Манька поднялась и направилась в избу. Изба волновалась, было заметно, что окошки ее блестят, она чуть привстала, лестница болталась в воздухе, стаи зверьков толпились у входа, пытаясь взобраться по ступеням, роняли свои запасы, возвращались и снова роняли, другая изба на другом краю луга остановилась, замерла, и тоже привстала. Манька улыбнулась сквозь слезы, но счастливой и виноватой улыбкой.
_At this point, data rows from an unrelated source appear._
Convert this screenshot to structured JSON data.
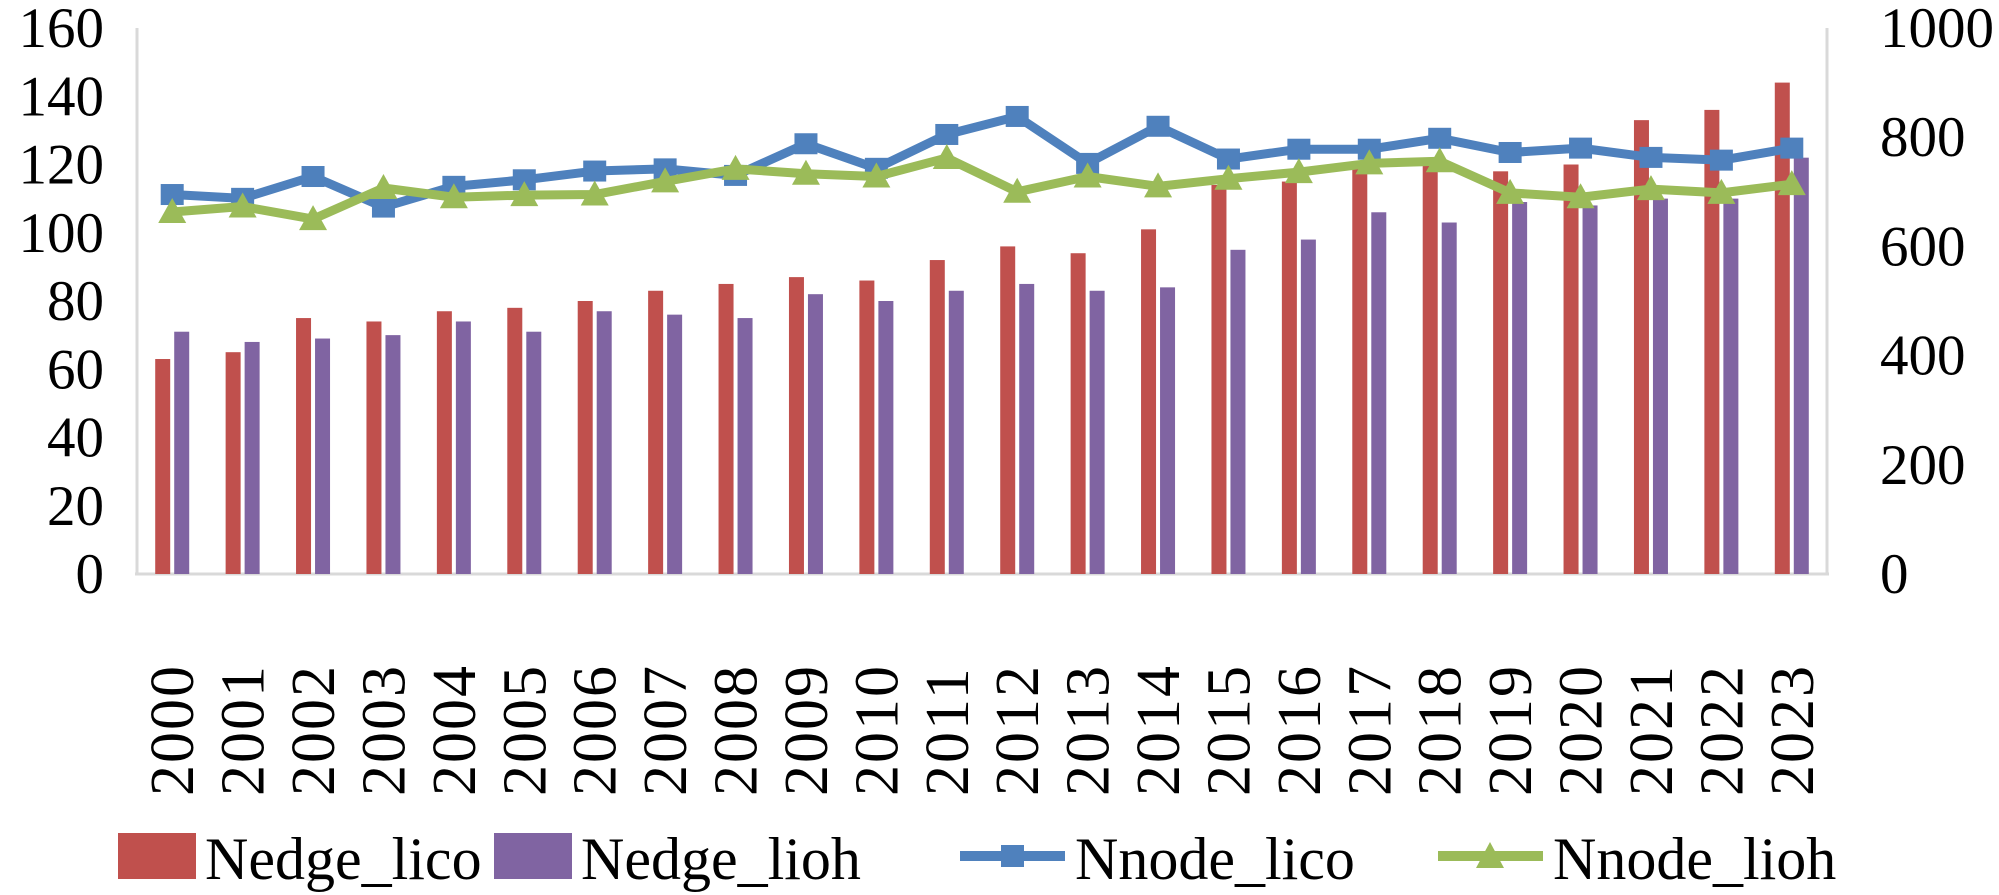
{
  "figure": {
    "background": "#ffffff",
    "axis_line_color": "#d9d9d9",
    "text_color": "#000000"
  },
  "chart_data": {
    "type": "combo",
    "title": "",
    "xlabel": "",
    "ylabel_left": "",
    "ylabel_right": "",
    "grid": false,
    "legend_position": "bottom",
    "categories": [
      "2000",
      "2001",
      "2002",
      "2003",
      "2004",
      "2005",
      "2006",
      "2007",
      "2008",
      "2009",
      "2010",
      "2011",
      "2012",
      "2013",
      "2014",
      "2015",
      "2016",
      "2017",
      "2018",
      "2019",
      "2020",
      "2021",
      "2022",
      "2023"
    ],
    "series": [
      {
        "name": "Nedge_lico",
        "type": "bar",
        "axis": "left",
        "color": "#C0504D",
        "values": [
          63,
          65,
          75,
          74,
          77,
          78,
          80,
          83,
          85,
          87,
          86,
          92,
          96,
          94,
          101,
          114,
          115,
          119,
          120,
          118,
          120,
          133,
          136,
          144
        ]
      },
      {
        "name": "Nedge_lioh",
        "type": "bar",
        "axis": "left",
        "color": "#8064A2",
        "values": [
          71,
          68,
          69,
          70,
          74,
          71,
          77,
          76,
          75,
          82,
          80,
          83,
          85,
          83,
          84,
          95,
          98,
          106,
          103,
          109,
          108,
          110,
          110,
          122
        ]
      },
      {
        "name": "Nnode_lico",
        "type": "line",
        "marker": "square",
        "axis": "right",
        "color": "#4F81BD",
        "values": [
          695,
          688,
          728,
          672,
          710,
          722,
          738,
          742,
          730,
          788,
          743,
          805,
          838,
          752,
          820,
          760,
          778,
          778,
          798,
          772,
          780,
          763,
          758,
          780
        ]
      },
      {
        "name": "Nnode_lioh",
        "type": "line",
        "marker": "triangle",
        "axis": "right",
        "color": "#9BBB59",
        "values": [
          663,
          673,
          650,
          707,
          690,
          694,
          695,
          719,
          742,
          733,
          728,
          762,
          700,
          728,
          710,
          724,
          736,
          752,
          756,
          698,
          690,
          705,
          698,
          714
        ]
      }
    ],
    "left_axis": {
      "min": 0,
      "max": 160,
      "step": 20,
      "ticks": [
        "0",
        "20",
        "40",
        "60",
        "80",
        "100",
        "120",
        "140",
        "160"
      ]
    },
    "right_axis": {
      "min": 0,
      "max": 1000,
      "step": 200,
      "ticks": [
        "0",
        "200",
        "400",
        "600",
        "800",
        "1000"
      ]
    }
  }
}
Обгоревшие полумертвецы все еще ползали между кострами, изображая мать и ее знакомых, которые интересовались Манькиной жизнью, и чтобы подойти к костру приходилось бить их как следует посохом в лоб. В другое место — они не отставали, а только становились злыми. Драться они тоже умели, ударяясь о нее крепкими головами, и когда она падала, наваливались всей толпой и рвали тело. Дьявол выливал на всю ораву ведро живой воды и вытаскивал ее, осматривая раны, которые почему-то не заживали, пока она не находила тот самый костер и не вынимала из него щепку, в котором должен был мучаться покусавший ее.
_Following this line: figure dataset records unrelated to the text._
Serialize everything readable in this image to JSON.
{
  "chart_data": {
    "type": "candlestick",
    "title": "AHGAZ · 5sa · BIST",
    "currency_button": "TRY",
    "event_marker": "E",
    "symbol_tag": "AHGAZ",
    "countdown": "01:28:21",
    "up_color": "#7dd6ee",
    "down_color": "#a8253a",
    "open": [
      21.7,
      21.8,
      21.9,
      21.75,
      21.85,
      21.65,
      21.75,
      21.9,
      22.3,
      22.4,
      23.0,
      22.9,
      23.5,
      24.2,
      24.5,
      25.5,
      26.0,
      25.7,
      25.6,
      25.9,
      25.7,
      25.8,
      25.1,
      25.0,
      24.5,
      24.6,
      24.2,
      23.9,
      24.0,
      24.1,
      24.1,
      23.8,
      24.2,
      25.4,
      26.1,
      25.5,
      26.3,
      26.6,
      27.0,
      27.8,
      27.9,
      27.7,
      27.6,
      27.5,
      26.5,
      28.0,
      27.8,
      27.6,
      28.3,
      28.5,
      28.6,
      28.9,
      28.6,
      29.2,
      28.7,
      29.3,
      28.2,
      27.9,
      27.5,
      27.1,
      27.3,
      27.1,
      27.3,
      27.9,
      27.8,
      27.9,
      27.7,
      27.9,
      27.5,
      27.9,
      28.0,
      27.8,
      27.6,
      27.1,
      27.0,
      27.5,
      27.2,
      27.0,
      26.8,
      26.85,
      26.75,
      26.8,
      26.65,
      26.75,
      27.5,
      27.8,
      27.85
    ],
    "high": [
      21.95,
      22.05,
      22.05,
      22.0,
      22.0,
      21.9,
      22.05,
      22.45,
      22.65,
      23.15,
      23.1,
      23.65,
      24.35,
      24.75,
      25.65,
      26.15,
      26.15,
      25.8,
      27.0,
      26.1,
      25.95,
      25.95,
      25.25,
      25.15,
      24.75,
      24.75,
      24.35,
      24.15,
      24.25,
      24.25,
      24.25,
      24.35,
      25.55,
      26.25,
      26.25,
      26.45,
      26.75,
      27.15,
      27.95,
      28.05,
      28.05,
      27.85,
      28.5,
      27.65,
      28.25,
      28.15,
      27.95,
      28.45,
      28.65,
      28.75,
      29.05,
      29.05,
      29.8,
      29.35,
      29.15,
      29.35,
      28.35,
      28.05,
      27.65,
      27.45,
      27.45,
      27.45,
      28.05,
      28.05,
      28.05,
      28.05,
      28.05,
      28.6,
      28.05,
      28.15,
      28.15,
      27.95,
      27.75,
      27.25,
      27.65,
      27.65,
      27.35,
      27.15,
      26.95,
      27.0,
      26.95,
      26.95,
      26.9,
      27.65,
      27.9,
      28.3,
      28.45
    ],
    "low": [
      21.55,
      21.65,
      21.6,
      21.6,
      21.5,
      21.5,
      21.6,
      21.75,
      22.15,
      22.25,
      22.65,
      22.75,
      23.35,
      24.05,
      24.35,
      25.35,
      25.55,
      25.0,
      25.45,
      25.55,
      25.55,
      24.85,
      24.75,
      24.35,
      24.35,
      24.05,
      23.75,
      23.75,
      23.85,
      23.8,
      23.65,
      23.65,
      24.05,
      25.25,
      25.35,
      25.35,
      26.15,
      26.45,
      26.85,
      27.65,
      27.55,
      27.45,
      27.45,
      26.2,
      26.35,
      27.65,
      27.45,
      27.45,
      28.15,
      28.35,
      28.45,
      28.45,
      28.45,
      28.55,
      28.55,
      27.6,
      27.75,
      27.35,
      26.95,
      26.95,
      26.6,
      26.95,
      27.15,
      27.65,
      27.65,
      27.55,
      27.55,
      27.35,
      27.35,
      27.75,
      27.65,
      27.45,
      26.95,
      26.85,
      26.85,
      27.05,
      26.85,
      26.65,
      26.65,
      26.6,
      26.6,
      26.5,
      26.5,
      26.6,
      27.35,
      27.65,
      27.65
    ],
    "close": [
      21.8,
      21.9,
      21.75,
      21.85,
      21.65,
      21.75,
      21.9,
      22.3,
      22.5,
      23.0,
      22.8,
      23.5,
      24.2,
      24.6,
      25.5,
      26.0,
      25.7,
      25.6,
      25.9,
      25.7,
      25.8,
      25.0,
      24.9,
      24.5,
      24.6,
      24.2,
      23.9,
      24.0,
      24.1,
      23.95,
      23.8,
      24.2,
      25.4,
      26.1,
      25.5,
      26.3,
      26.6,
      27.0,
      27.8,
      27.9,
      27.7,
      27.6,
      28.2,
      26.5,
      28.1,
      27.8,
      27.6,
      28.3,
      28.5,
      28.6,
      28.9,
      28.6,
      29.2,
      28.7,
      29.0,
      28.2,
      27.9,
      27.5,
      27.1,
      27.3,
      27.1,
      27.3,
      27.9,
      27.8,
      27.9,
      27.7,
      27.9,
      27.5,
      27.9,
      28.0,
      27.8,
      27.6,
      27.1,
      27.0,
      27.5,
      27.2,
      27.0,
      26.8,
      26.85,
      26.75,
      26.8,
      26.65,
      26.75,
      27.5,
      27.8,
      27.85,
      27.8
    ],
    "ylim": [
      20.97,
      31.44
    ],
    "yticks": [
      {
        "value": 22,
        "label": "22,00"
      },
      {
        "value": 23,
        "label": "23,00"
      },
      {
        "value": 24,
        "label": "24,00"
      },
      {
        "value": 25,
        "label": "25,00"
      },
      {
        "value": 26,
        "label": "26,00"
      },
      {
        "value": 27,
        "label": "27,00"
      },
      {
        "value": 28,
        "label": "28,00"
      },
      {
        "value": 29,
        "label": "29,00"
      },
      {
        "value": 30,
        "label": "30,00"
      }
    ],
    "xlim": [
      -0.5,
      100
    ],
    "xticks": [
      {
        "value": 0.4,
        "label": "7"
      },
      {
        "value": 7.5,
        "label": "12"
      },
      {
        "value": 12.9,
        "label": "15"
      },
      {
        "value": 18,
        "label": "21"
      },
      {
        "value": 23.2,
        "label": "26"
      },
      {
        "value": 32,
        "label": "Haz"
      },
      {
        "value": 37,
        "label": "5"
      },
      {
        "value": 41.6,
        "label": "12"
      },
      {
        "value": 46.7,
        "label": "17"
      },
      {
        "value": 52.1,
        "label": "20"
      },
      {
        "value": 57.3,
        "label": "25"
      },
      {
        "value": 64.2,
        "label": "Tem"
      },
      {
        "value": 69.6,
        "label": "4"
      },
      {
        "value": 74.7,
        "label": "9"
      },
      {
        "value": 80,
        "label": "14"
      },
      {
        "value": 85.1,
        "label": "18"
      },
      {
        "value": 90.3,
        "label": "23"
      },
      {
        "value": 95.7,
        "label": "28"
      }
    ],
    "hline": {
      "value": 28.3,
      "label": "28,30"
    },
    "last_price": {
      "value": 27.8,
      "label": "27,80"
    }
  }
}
Дьявол непременно замечал ей, что каждый раз укусы их становятся менее действенными и болезненными, но Маньке так не казалось. Голова ее раскалывалась от яда, попавшего в кровь, тело опухло и пальцы перестали гнуться, будто ее кусали не покойники, а осы, она посинела сама, и вполне могла бы стать устрашением для покойников, если бы они умели хоть чуть-чуть мыслить объективно, но мыслили они на уровне животного инстинкта, и этот инстинкт подсказывал, что Манька кусок плоти, которым неплохо бы закусить, выбрав из нее всю полезную энергию, способную питать нечисть в их головах.
Доставали щепки короткими набегами, из самого ближайшего к выходу костра. Когда Манька осознала что натворила и взяла себя в руки, энергия перестала от нее поступать к мертвецам, и теперь им приходилось жаться к кострам. Многие залазили на самый верх, но так смешались, что когда щепка была вынута, неуспокоенный полуобгоревший труп не падал прахом как обычно, а полз дальше, выискивая тепленькое местечко, и врачующий Маньку Дьявол крыл матом и покойников, и Маньку, и всех, кто расплодил эту нечисть в избе.
— Вот видишь, видишь, что ты натворила?! — тыкал он пальцем в сомкнувшийся вокруг костров ряд пехотинцев, разбрасывая их во стороны лопатой, стараясь отбросить труп так далеко, как далеко был костер мертвеца. И если он угадывал, труп радостно водворялся на свое законное место, распихивая тех, кто успел обжить костер до него. На кострах завязывались драки, и Манька ковшиком живой воды устраняла конфликт, заменяя его на лобзания и оргию.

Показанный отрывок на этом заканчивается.